40. Urteil der II. Zivilabteilung vom 21. Mai 1987 i.S. F. gegen D.
(Berufung) Regeste

    Ehescheidung; güterrechtliche Auseinandersetzung;

    Art. 154 Abs. 2 ZGB. Bei der Vorschlagsteilung im Falle der Scheidung
gilt der bisherige Güterstand nicht nur für den Verteilungsschlüssel,
sondern auch für den Teilungsmodus. Lebten die Ehegatten intern unter dem
Güterstand der allgemeinen Gütergemeinschaft, hat die Ehefrau Anspruch
auf einen Teil des im Eigentum des Ehemannes stehenden Vorschlags und
verfügt nicht bloss über eine Geldforderung. Dieser Anspruch richtet sich
aber nicht auf bestimmte Vermögenswerte, die zum Vorschlag gehören. Es
sind vielmehr die Grundsätze der Nachlassteilung in Art. 610 ff. ZGB
sinngemäss anzuwenden.

Sachverhalt

    A.- P. D. und I. F. gingen im Jahre 1965 miteinander die Ehe ein. Am
13. Dezember 1977 schlossen sie einen Ehe- und Erbvertrag, in welchem sie
unter anderem im internen Verhältnis Gütergemeinschaft vereinbarten. Für
den Fall der Scheidung sahen sie aber vor, dass der Vorschlag entsprechend
Art. 214 ZGB zu einem Drittel der Ehefrau und zu zwei Dritteln dem Ehemann
zukommen soll. Im August 1980 leitete die Ehefrau die Scheidungsklage
ein. Mit Urteil vom 28. Juni 1982 schied der erstinstanzliche Richter
die Ehe der Parteien und verwies die güterrechtliche Auseinandersetzung
ad separatum. Dieses Urteil erwuchs am 8. Dezember 1983 in Rechtskraft.
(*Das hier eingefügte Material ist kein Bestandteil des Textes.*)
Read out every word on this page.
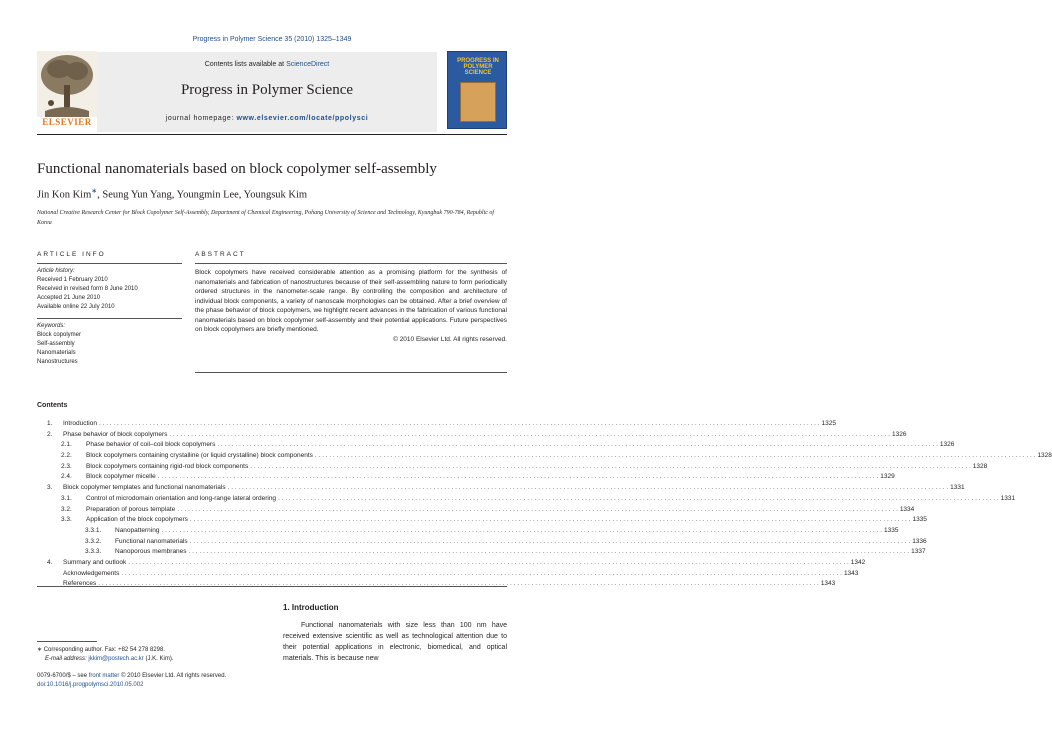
Progress in Polymer Science 35 (2010) 1325–1349
Contents lists available at ScienceDirect
Progress in Polymer Science
journal homepage: www.elsevier.com/locate/ppolysci
ELSEVIER
PROGRESS IN POLYMER SCIENCE
Functional nanomaterials based on block copolymer self-assembly
Jin Kon Kim∗, Seung Yun Yang, Youngmin Lee, Youngsuk Kim
National Creative Research Center for Block Copolymer Self-Assembly, Department of Chemical Engineering, Pohang University of Science and Technology, Kyungbuk 790-784, Republic of Korea
ARTICLE INFO
Article history:
Received 1 February 2010
Received in revised form 8 June 2010
Accepted 21 June 2010
Available online 22 July 2010
Keywords:
Block copolymer
Self-assembly
Nanomaterials
Nanostructures
ABSTRACT
Block copolymers have received considerable attention as a promising platform for the synthesis of nanomaterials and fabrication of nanostructures because of their self-assembling nature to form periodically ordered structures in the nanometer-scale range. By controlling the composition and architecture of individual block components, a variety of nanoscale morphologies can be obtained. After a brief overview of the phase behavior of block copolymers, we highlight recent advances in the fabrication of various functional nanomaterials based on block copolymer self-assembly and their potential applications. Future perspectives on block copolymers are briefly mentioned.
© 2010 Elsevier Ltd. All rights reserved.
Contents
1.	Introduction . . . . . . . . . . . . . . . . . . . . . . . . . . . . . . . . . . . . . . . . . . . . . . . . . . . . . . . . . . . . . . . . . . . . . . . . . . . . . . . . . . . . . . . . . . . . . . . . . . . . . . . . . . . . . . . . . . . . . . . . . . . . . . . . . . . . . . . . . . . . . . . . . . . . . . . . . . . . . . . . . . . . . . . . . . . . . . . . . . . . . . . . . . . . . . . . . . . . . . . . 1325
2.	Phase behavior of block copolymers . . . . . . . . . . . . . . . . . . . . . . . . . . . . . . . . . . . . . . . . . . . . . . . . . . . . . . . . . . . . . . . . . . . . . . . . . . . . . . . . . . . . . . . . . . . . . . . . . . . . . . . . . . . . . . . . . . . . . . . . . . . . . . . . . . . . . . . . . . . . . . . . . . . . . . . . . . . . . . . . . . . . . . . . . . . . . . . . . . . . . . . . . . . . . . . . . . . . . . . . 1326
2.1.	Phase behavior of coil–coil block copolymers . . . . . . . . . . . . . . . . . . . . . . . . . . . . . . . . . . . . . . . . . . . . . . . . . . . . . . . . . . . . . . . . . . . . . . . . . . . . . . . . . . . . . . . . . . . . . . . . . . . . . . . . . . . . . . . . . . . . . . . . . . . . . . . . . . . . . . . . . . . . . . . . . . . . . . . . . . . . . . . . . . . . . . . . . . . . . . . . . . . . . . . . . . . . . . . . . . . . . . . . 1326
2.2.	Block copolymers containing crystalline (or liquid crystalline) block components . . . . . . . . . . . . . . . . . . . . . . . . . . . . . . . . . . . . . . . . . . . . . . . . . . . . . . . . . . . . . . . . . . . . . . . . . . . . . . . . . . . . . . . . . . . . . . . . . . . . . . . . . . . . . . . . . . . . . . . . . . . . . . . . . . . . . . . . . . . . . . . . . . . . . . . . . . . . . . . . . . . . . . . . . . . . . . . . . . . . . . . . . . . . . . . . . . . . . . . . 1328
2.3.	Block copolymers containing rigid-rod block components . . . . . . . . . . . . . . . . . . . . . . . . . . . . . . . . . . . . . . . . . . . . . . . . . . . . . . . . . . . . . . . . . . . . . . . . . . . . . . . . . . . . . . . . . . . . . . . . . . . . . . . . . . . . . . . . . . . . . . . . . . . . . . . . . . . . . . . . . . . . . . . . . . . . . . . . . . . . . . . . . . . . . . . . . . . . . . . . . . . . . . . . . . . . . . . . . . . . . . . . 1328
2.4.	Block copolymer micelle . . . . . . . . . . . . . . . . . . . . . . . . . . . . . . . . . . . . . . . . . . . . . . . . . . . . . . . . . . . . . . . . . . . . . . . . . . . . . . . . . . . . . . . . . . . . . . . . . . . . . . . . . . . . . . . . . . . . . . . . . . . . . . . . . . . . . . . . . . . . . . . . . . . . . . . . . . . . . . . . . . . . . . . . . . . . . . . . . . . . . . . . . . . . . . . . . . . . . . . . 1329
3.	Block copolymer templates and functional nanomaterials . . . . . . . . . . . . . . . . . . . . . . . . . . . . . . . . . . . . . . . . . . . . . . . . . . . . . . . . . . . . . . . . . . . . . . . . . . . . . . . . . . . . . . . . . . . . . . . . . . . . . . . . . . . . . . . . . . . . . . . . . . . . . . . . . . . . . . . . . . . . . . . . . . . . . . . . . . . . . . . . . . . . . . . . . . . . . . . . . . . . . . . . . . . . . . . . . . . . . . . . 1331
3.1.	Control of microdomain orientation and long-range lateral ordering . . . . . . . . . . . . . . . . . . . . . . . . . . . . . . . . . . . . . . . . . . . . . . . . . . . . . . . . . . . . . . . . . . . . . . . . . . . . . . . . . . . . . . . . . . . . . . . . . . . . . . . . . . . . . . . . . . . . . . . . . . . . . . . . . . . . . . . . . . . . . . . . . . . . . . . . . . . . . . . . . . . . . . . . . . . . . . . . . . . . . . . . . . . . . . . . . . . . . . . . 1331
3.2.	Preparation of porous template . . . . . . . . . . . . . . . . . . . . . . . . . . . . . . . . . . . . . . . . . . . . . . . . . . . . . . . . . . . . . . . . . . . . . . . . . . . . . . . . . . . . . . . . . . . . . . . . . . . . . . . . . . . . . . . . . . . . . . . . . . . . . . . . . . . . . . . . . . . . . . . . . . . . . . . . . . . . . . . . . . . . . . . . . . . . . . . . . . . . . . . . . . . . . . . . . . . . . . . . 1334
3.3.	Application of the block copolymers . . . . . . . . . . . . . . . . . . . . . . . . . . . . . . . . . . . . . . . . . . . . . . . . . . . . . . . . . . . . . . . . . . . . . . . . . . . . . . . . . . . . . . . . . . . . . . . . . . . . . . . . . . . . . . . . . . . . . . . . . . . . . . . . . . . . . . . . . . . . . . . . . . . . . . . . . . . . . . . . . . . . . . . . . . . . . . . . . . . . . . . . . . . . . . . . . . . . . . . . 1335
3.3.1.	Nanopatterning . . . . . . . . . . . . . . . . . . . . . . . . . . . . . . . . . . . . . . . . . . . . . . . . . . . . . . . . . . . . . . . . . . . . . . . . . . . . . . . . . . . . . . . . . . . . . . . . . . . . . . . . . . . . . . . . . . . . . . . . . . . . . . . . . . . . . . . . . . . . . . . . . . . . . . . . . . . . . . . . . . . . . . . . . . . . . . . . . . . . . . . . . . . . . . . . . . . . . . . . 1335
3.3.2.	Functional nanomaterials . . . . . . . . . . . . . . . . . . . . . . . . . . . . . . . . . . . . . . . . . . . . . . . . . . . . . . . . . . . . . . . . . . . . . . . . . . . . . . . . . . . . . . . . . . . . . . . . . . . . . . . . . . . . . . . . . . . . . . . . . . . . . . . . . . . . . . . . . . . . . . . . . . . . . . . . . . . . . . . . . . . . . . . . . . . . . . . . . . . . . . . . . . . . . . . . . . . . . . . . 1336
3.3.3.	Nanoporous membranes . . . . . . . . . . . . . . . . . . . . . . . . . . . . . . . . . . . . . . . . . . . . . . . . . . . . . . . . . . . . . . . . . . . . . . . . . . . . . . . . . . . . . . . . . . . . . . . . . . . . . . . . . . . . . . . . . . . . . . . . . . . . . . . . . . . . . . . . . . . . . . . . . . . . . . . . . . . . . . . . . . . . . . . . . . . . . . . . . . . . . . . . . . . . . . . . . . . . . . . . 1337
4.	Summary and outlook . . . . . . . . . . . . . . . . . . . . . . . . . . . . . . . . . . . . . . . . . . . . . . . . . . . . . . . . . . . . . . . . . . . . . . . . . . . . . . . . . . . . . . . . . . . . . . . . . . . . . . . . . . . . . . . . . . . . . . . . . . . . . . . . . . . . . . . . . . . . . . . . . . . . . . . . . . . . . . . . . . . . . . . . . . . . . . . . . . . . . . . . . . . . . . . . . . . . . . . . 1342
Acknowledgements . . . . . . . . . . . . . . . . . . . . . . . . . . . . . . . . . . . . . . . . . . . . . . . . . . . . . . . . . . . . . . . . . . . . . . . . . . . . . . . . . . . . . . . . . . . . . . . . . . . . . . . . . . . . . . . . . . . . . . . . . . . . . . . . . . . . . . . . . . . . . . . . . . . . . . . . . . . . . . . . . . . . . . . . . . . . . . . . . . . . . . . . . . . . . . . . . . . . . . . . 1343
References . . . . . . . . . . . . . . . . . . . . . . . . . . . . . . . . . . . . . . . . . . . . . . . . . . . . . . . . . . . . . . . . . . . . . . . . . . . . . . . . . . . . . . . . . . . . . . . . . . . . . . . . . . . . . . . . . . . . . . . . . . . . . . . . . . . . . . . . . . . . . . . . . . . . . . . . . . . . . . . . . . . . . . . . . . . . . . . . . . . . . . . . . . . . . . . . . . . . . . . . 1343
1. Introduction
Functional nanomaterials with size less than 100 nm have received extensive scientific as well as technological attention due to their potential applications in electronic, biomedical, and optical materials. This is because new
∗ Corresponding author. Fax: +82 54 278 8298.
E-mail address: jkkim@postech.ac.kr (J.K. Kim).
0079-6700/$ – see front matter © 2010 Elsevier Ltd. All rights reserved.
doi:10.1016/j.progpolymsci.2010.05.002
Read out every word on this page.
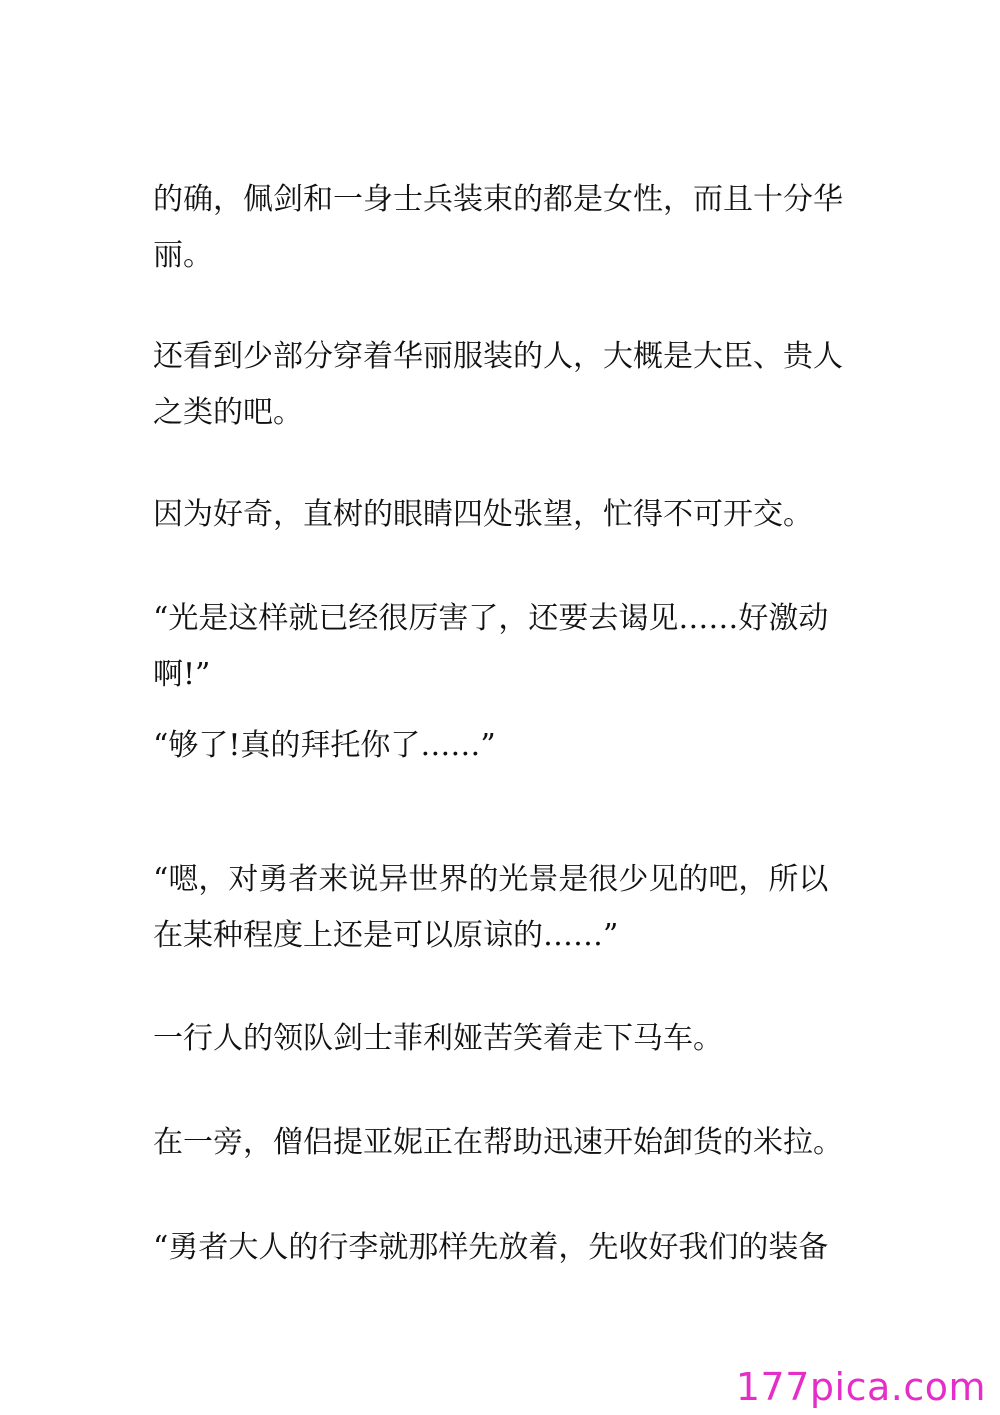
的确，佩剑和一身士兵装束的都是女性，而且十分华
丽。
还看到少部分穿着华丽服装的人，大概是大臣、贵人
之类的吧。
因为好奇，直树的眼睛四处张望，忙得不可开交。
“光是这样就已经很厉害了，还要去谒见……好激动
啊!”
“够了!真的拜托你了……”
“嗯，对勇者来说异世界的光景是很少见的吧，所以
在某种程度上还是可以原谅的……”
一行人的领队剑士菲利娅苦笑着走下马车。
在一旁，僧侣提亚妮正在帮助迅速开始卸货的米拉。
“勇者大人的行李就那样先放着，先收好我们的装备
177pica.com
    Am 6. Oktober 1983 beantragte die geschiedene Ehefrau mit einer Klage
die Durchführung der güterrechtlichen Auseinandersetzung. Sie verlangte
die Auszahlung des Betrages von Fr. 4'280.-- als Rückerstattung ihres
eingebrachten Gutes sowie den ihr zustehenden Drittanteil am ehelichen
Vorschlag, nämlich die Übertragung von zwei dem Ehemann gehörenden
Stockwerkeinheiten, unbelastet von Hypotheken, und die Auszahlung eines
Barbetrages von Fr. 68'000.-- nebst 5% Zins seit 8. Dezember 1983. Das
Kantonsgericht verpflichtete den Beklagten mit Urteil vom 8. Juli 1986,
der Klägerin den Betrag von Fr. 94'808.50 nebst Zins zu 5% seit 8. Dezember
1983 zu bezahlen.

    Die Klägerin erhebt beim Bundesgericht Berufung und beantragt
die Aufhebung des kantonsgerichtlichen Urteils. Ferner verlangt sie
die Übertragung der zwei dem Beklagten gehörenden Stockwerkeinheiten,
befreit von jeglicher Hypothekarbelastung, sowie die Auszahlung eines
Barbetrages von Fr. 12'737.30 nebst Zins zu 5% seit 8. Dezember 1983.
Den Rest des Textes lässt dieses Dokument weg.